ACTE QUATRIÈME - SCÈNE II
(Les mêmes, Don FRÉGOSE, FAUSTINE, AVALOROS, SARPI.)
SARPI
Nous arrivons trop tard, la vente est finie…
DON FRÉGOSE
Le roi regrettera d'avoir eu confiance en un charlatan.
FONTANARÈS
Un charlatan, Monseigneur ? Dans quelques jours, vous pouvez me faire trancher la tête ; tuez-moi, mais ne ne me calomniez pas : vous êtes placé trop haut pour descendre si bas.
DON FRÉGOSE
Votre audace égale votre malheur. Oubliez-vous que les magistrats de Barcelone vous regardent comme complice du vol fait à Lothundiaz ? La fuite de votre valet prouve le crime, et vous ne devez d'être libre qu'aux prières de Madame. (Il montre Faustine.)
FONTANARÈS
Mon valet, Excellence, a pu, jadis, commettre des fautes, mais depuis qu'il s'est attaché à ma fortune, il a purifié sa vie au feu de mes épreuves. Par mon honneur, il est innocent. Les pierreries saisies au moment où il les vendait à Mathieu Magis, lui furent librement données par Marie Lothundiaz, de qui je les ai refusées.
FAUSTINE
Quelle fierté dans le malheur ! rien ne saurait donc le faire fléchir.
SARPI
Et comment expliquez-vous la résurrection de votre grand-père, ce faux intendant de l'arsenal de Venise ? car, par malheur, Madame et moi nous connaissons le véritable.
FONTANARÈS
J'ai fait prendre ce déguisement à mon valet pour qu'il causât sciences et mathématiques avec don Ramon.

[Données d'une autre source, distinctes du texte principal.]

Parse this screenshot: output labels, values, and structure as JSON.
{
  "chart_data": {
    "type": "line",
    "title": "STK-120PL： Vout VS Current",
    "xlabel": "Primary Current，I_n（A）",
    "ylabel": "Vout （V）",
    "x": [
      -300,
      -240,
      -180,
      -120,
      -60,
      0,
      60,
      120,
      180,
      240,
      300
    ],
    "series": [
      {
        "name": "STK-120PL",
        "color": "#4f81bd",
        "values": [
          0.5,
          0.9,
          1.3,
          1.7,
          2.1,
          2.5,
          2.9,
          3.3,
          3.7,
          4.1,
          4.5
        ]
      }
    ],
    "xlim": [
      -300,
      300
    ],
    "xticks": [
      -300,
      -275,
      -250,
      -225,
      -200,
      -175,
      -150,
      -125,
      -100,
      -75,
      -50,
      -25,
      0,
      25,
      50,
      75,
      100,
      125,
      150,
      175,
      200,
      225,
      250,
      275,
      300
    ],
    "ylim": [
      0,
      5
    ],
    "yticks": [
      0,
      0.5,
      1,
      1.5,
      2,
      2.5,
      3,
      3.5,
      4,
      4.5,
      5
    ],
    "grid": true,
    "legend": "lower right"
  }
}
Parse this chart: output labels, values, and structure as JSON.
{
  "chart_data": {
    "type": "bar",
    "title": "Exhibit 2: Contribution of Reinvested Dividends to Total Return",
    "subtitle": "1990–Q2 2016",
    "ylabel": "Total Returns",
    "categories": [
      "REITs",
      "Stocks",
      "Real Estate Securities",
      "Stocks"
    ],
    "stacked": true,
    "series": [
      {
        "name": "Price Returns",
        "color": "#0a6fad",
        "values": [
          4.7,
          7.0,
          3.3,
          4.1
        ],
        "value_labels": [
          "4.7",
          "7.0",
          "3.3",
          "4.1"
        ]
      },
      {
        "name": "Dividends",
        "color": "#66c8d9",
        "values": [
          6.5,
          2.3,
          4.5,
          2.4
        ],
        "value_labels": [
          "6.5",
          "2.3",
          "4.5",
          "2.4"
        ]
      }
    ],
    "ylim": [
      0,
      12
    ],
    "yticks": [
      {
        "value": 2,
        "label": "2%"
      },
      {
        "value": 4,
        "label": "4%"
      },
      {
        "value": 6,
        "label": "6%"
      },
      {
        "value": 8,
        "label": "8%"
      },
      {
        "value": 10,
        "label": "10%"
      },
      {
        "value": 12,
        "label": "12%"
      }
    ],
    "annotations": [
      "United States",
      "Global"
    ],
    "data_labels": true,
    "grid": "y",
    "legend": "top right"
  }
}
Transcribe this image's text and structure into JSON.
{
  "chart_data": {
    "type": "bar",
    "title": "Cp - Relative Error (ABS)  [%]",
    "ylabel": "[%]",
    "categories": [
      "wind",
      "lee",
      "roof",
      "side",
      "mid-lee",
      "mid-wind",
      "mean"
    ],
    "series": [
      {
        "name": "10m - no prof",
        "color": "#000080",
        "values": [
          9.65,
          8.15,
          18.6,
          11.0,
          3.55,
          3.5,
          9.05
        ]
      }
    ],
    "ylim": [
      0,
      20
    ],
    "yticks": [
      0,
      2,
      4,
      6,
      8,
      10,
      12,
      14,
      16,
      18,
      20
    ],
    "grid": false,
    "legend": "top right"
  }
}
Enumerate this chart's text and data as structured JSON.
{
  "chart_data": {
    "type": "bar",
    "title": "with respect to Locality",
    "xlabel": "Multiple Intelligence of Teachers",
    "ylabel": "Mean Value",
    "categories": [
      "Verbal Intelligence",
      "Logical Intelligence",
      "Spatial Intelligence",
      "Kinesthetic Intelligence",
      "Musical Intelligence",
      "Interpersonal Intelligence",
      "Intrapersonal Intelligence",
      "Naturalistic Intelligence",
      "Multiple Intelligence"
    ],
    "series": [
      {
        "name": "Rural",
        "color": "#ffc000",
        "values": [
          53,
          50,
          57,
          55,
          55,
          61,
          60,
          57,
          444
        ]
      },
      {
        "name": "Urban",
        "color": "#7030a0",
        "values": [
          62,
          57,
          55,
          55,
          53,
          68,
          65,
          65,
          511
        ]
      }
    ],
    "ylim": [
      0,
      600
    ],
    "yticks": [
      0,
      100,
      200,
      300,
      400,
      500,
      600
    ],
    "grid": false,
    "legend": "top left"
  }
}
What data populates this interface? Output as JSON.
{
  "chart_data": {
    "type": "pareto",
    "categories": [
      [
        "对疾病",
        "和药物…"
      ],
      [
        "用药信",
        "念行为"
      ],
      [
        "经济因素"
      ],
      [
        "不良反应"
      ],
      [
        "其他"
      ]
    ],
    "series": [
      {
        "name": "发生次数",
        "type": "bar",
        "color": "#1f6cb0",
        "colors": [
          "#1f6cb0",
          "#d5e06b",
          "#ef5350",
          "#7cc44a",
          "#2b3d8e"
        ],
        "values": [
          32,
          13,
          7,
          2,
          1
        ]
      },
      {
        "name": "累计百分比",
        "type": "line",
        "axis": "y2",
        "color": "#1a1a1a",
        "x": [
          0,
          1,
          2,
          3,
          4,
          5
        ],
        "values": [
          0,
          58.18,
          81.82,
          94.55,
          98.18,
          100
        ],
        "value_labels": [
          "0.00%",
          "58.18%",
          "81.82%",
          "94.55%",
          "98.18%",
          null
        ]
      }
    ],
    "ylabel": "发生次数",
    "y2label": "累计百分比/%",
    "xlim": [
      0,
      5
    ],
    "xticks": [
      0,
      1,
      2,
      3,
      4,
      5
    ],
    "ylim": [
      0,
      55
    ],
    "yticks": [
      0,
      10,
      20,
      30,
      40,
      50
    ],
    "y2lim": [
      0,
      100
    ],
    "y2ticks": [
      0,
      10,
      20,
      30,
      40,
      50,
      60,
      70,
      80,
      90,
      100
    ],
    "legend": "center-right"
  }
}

Le seigneur Lothundiaz vous dira que le savant de la Catalogne et Quinola se sont parfaitement entendus.
MONIPODIO (à Quinola.)
Il est perdu !
DON RAMON
J'en appelle… à ma plume.
FAUSTINE
Ne vous courroucez pas, don Ramon, il est si naturel que les gens, en se sentant tomber dans un abîme, y entraînent tout avec eux !
LOTHUNDIAZ
Quel détestable caractère !
FONTANARÈS
Avant de mourir, on doit la vérité, Madame, à ceux qui nous ont poussé dans l'abîme ! (À don Frégose.)
Monseigneur, le roi m'avait promis la protection de ses gens à Barcelonne, et je n'y ai trouvé que la haine ! Ô grands de la terre, riches, vous tous qui tenez en vos mains un pouvoir quelconque, pourquoi donc en faites-vous un obstacle à la pensée nouvelle ? Est-ce donc une loi divine qui vous ordonne de bafouer, de honnir ce que vous devez plus tard adorer ? Plat, humble et flatteur, j'eusse réussi ! Vous avez persécuté dans ma personne ce qu'il a de plus noble en l'homme ! la conscience qu'il a de sa force, la majesté du travail, l'inspiration céleste qui lui met la main à l'œuvre, et… l'amour, cette foi humaine, qui rallume le courage quand il va s'éteindre sous la bise de la raillerie. Ah ! si vous faites mal le bien, en revanche, vous faites toujours très-bien le mal ! Je m'arrête… vous ne valez pas ma colère.
FAUSTINE (à part, après avoir fait un pas.)
Oh ! j'allais lui dire que je l'adore.
DON FRÉGOSE
Sarpi, faites avancer des alguasils, et emparez-vous du complice de Quinola.